Update on the Nation’s TANF Program – Do We Need More Data?
|September 12, 2011||Posted by M. P. under Children and Family, Federal Government||
According to a United States Government Accountability Office (GAO) statement regarding the Temporary Assistance for Needy Families (TANF) program, the number of families receiving benefits dropped by nearly half (approximately 50 percent) between 1997 and 2008, while the proportion of cases of child-only benefits increased (from 35 percent to almost half of all TANF cases).

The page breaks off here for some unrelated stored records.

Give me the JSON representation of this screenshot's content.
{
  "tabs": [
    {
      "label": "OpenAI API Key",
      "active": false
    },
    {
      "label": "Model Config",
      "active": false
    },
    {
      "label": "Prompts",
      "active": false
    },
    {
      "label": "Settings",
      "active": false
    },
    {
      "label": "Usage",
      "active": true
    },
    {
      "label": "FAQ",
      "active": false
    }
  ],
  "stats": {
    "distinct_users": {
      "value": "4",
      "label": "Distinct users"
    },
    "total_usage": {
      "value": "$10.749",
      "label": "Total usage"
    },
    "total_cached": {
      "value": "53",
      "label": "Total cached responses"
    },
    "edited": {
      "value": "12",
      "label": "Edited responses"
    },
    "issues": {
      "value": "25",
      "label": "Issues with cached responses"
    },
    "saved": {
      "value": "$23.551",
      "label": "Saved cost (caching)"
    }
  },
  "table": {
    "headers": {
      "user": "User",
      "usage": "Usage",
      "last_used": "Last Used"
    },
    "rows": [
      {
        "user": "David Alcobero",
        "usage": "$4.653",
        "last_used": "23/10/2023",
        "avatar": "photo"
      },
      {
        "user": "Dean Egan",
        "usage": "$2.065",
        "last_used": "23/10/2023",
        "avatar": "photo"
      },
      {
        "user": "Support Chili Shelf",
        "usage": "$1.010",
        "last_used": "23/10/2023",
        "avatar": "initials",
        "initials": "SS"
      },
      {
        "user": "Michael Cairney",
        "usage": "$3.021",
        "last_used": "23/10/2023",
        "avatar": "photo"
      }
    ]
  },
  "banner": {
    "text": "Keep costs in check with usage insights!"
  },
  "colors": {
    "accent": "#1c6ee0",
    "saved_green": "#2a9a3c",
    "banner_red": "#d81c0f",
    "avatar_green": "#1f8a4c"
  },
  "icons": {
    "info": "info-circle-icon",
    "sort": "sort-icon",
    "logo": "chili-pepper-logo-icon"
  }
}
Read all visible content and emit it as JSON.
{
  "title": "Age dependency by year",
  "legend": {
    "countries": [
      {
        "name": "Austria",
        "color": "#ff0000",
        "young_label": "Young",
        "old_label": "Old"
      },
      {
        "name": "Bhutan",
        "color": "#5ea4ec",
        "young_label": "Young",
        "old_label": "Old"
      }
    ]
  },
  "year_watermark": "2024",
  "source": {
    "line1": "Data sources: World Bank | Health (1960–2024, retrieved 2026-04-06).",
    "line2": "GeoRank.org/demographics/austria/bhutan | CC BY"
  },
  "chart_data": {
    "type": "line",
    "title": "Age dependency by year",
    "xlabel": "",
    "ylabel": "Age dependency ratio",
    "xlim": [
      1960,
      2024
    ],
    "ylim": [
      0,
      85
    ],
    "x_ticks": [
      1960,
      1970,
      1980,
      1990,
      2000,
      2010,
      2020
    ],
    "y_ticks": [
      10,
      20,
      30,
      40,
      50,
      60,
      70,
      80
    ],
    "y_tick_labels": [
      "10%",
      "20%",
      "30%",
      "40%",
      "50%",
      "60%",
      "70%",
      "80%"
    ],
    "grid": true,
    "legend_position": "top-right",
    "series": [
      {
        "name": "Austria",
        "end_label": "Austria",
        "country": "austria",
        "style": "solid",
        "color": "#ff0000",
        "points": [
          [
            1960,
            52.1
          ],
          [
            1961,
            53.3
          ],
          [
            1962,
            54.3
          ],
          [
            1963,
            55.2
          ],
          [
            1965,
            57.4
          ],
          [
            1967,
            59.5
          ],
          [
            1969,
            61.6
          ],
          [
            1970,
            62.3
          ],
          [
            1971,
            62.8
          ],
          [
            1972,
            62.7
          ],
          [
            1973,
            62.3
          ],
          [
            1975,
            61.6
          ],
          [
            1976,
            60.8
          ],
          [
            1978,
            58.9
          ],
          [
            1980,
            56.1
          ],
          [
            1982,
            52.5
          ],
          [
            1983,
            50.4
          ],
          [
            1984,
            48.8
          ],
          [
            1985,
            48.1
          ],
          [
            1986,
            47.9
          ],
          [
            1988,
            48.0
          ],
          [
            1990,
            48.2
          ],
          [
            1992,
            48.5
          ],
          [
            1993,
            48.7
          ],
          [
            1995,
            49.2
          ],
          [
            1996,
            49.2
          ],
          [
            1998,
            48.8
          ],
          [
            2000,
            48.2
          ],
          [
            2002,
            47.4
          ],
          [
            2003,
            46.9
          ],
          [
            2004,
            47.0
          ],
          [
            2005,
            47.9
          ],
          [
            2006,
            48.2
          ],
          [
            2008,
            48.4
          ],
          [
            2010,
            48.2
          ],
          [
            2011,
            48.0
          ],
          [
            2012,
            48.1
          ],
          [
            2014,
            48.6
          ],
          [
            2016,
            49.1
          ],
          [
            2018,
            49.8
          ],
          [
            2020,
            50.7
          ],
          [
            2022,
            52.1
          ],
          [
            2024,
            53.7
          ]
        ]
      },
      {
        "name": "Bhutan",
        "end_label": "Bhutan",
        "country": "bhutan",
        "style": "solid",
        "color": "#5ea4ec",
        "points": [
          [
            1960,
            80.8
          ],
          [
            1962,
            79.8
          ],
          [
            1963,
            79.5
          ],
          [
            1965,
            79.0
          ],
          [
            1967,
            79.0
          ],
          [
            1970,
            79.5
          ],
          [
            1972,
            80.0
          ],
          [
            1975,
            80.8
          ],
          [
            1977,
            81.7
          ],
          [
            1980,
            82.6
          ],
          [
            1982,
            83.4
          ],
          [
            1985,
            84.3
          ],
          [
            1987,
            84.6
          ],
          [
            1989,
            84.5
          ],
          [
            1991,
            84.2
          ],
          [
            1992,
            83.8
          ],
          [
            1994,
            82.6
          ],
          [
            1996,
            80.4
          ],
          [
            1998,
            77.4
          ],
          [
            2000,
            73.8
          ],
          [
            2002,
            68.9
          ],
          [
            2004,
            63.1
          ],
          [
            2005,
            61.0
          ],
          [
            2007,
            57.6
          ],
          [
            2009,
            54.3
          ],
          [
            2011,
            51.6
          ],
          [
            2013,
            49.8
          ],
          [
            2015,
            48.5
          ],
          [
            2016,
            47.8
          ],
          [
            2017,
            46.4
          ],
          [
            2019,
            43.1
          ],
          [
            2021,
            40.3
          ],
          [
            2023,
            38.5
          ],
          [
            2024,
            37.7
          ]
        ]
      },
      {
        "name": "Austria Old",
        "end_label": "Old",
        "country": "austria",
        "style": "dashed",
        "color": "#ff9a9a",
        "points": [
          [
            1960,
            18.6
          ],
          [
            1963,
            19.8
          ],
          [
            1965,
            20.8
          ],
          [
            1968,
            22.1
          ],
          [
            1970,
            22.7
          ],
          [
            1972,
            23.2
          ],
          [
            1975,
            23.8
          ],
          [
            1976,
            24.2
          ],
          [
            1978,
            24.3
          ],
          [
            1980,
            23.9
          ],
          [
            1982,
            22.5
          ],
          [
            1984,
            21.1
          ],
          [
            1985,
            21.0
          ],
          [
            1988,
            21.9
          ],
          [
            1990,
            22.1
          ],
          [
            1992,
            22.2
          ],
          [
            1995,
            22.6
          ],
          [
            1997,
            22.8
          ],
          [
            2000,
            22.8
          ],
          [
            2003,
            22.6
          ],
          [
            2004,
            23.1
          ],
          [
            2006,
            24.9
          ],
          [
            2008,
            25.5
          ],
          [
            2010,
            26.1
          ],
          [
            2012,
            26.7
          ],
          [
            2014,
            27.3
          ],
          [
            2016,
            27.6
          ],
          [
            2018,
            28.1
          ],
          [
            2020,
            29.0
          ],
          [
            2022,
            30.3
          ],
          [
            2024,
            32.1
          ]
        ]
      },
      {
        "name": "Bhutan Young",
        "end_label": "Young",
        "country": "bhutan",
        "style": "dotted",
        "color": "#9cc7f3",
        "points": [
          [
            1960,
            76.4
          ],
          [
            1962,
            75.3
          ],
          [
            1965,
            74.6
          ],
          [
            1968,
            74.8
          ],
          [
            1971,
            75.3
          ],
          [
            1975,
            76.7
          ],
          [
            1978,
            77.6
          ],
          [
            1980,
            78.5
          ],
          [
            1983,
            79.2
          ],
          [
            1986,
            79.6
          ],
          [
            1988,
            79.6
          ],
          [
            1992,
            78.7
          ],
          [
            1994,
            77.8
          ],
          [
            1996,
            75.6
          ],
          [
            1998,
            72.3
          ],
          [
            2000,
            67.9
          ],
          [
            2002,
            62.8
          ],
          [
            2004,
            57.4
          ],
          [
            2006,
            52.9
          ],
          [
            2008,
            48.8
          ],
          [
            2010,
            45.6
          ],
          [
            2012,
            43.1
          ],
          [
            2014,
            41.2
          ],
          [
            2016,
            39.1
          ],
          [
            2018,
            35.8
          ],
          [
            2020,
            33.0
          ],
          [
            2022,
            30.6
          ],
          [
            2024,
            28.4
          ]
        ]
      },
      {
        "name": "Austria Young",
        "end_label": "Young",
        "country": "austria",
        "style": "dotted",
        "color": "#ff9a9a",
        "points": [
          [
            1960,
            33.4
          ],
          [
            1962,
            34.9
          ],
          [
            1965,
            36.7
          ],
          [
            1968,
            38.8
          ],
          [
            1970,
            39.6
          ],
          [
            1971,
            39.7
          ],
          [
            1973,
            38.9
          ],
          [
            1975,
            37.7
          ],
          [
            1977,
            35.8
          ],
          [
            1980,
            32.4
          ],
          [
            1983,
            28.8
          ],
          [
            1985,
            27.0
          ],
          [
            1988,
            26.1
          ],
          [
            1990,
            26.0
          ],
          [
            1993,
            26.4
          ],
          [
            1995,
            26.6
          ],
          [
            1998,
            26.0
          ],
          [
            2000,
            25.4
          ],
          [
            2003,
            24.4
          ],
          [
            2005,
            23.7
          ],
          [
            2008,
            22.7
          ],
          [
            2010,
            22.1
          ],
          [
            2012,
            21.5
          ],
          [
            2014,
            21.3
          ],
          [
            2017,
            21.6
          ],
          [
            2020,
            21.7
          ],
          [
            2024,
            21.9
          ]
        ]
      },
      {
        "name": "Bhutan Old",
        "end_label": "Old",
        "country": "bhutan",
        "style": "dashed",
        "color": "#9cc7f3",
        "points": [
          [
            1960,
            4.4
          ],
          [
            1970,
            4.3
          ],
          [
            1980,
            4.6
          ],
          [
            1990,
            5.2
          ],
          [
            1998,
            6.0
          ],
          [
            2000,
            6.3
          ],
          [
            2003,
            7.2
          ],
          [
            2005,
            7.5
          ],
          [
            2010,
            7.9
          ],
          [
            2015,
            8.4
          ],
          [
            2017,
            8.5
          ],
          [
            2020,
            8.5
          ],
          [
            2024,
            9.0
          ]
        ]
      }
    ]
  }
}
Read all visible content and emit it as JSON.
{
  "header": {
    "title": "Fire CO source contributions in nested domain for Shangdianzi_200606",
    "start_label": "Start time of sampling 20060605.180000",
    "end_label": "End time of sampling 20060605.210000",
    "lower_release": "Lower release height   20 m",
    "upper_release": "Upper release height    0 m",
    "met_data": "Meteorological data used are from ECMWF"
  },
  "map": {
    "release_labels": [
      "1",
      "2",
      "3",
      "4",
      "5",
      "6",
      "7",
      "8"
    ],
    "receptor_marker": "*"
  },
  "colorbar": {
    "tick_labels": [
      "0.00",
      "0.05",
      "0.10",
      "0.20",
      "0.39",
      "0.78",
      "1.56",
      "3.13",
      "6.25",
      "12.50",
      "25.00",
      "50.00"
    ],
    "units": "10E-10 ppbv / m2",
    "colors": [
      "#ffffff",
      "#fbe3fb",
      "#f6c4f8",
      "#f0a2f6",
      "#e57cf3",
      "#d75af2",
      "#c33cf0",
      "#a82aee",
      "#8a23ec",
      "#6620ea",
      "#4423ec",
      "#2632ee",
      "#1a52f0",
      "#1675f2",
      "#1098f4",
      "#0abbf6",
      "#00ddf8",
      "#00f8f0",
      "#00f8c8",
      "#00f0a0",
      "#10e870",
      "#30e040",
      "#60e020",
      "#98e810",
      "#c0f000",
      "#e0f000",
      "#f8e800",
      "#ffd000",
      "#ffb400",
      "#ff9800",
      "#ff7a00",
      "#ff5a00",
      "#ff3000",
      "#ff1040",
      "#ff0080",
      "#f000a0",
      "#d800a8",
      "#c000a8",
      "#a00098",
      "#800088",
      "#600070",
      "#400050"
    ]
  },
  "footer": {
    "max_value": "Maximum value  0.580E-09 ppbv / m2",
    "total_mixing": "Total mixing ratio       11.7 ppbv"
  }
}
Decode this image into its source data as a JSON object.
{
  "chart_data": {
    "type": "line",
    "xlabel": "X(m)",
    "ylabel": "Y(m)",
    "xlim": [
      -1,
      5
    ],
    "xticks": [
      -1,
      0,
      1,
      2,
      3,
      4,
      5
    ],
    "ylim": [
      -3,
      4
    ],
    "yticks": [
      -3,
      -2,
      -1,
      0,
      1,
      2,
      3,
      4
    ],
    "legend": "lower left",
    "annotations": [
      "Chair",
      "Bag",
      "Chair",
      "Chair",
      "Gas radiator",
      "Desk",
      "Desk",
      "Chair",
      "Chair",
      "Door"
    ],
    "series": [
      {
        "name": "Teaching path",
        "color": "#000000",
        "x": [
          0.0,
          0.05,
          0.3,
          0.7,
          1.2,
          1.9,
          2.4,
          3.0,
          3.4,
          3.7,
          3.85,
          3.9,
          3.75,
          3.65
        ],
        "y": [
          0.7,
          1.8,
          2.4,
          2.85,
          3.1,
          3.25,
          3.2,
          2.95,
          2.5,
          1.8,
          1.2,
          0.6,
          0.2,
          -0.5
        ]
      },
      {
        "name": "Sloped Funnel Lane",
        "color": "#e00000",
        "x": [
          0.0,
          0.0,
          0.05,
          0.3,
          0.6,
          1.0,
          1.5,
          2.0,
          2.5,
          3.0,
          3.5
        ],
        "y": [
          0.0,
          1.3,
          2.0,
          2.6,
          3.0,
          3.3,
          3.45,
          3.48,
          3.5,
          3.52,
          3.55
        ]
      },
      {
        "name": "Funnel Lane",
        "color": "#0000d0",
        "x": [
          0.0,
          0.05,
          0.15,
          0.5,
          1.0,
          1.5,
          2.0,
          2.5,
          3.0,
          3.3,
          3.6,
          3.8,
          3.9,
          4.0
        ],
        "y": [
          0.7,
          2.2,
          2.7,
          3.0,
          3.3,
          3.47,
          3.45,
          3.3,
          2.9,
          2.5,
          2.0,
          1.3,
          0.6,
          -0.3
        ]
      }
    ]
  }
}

The GAO analyzed data from all states and surveyed TANF administrators to identify changes in the caseload amounts and demographics (if any) since the passage of the Deficit Reduction Act (DRA) which reauthorized TANF while implementing changes to the employment standards required of TANF participants.
The research, TEMPORARY ASSISTANCE FOR NEEDY FAMILIES:Update on Families Served and Work Participation: A Statement of Kay E. Brown, Director Education, Workforce, and Income Security, includes the report that approximately 33 percent of families receiving TANF assistance in the country meet the work requirements.
The report concludes with the opinion that the current data collection system does not allow for a totality of understanding regarding the persons served by, or the benefits of, the TANF program nationally. This may be due in part to reporting standards only requiring data on the cash assistance piece of the program. So, it appears that there is scant empiric measurement around how TANF services assist welfare reform aims – an unfortunate conclusion as knowledge of what programs accomplish, and whom they benefit, should be a basic requirement of their continuation.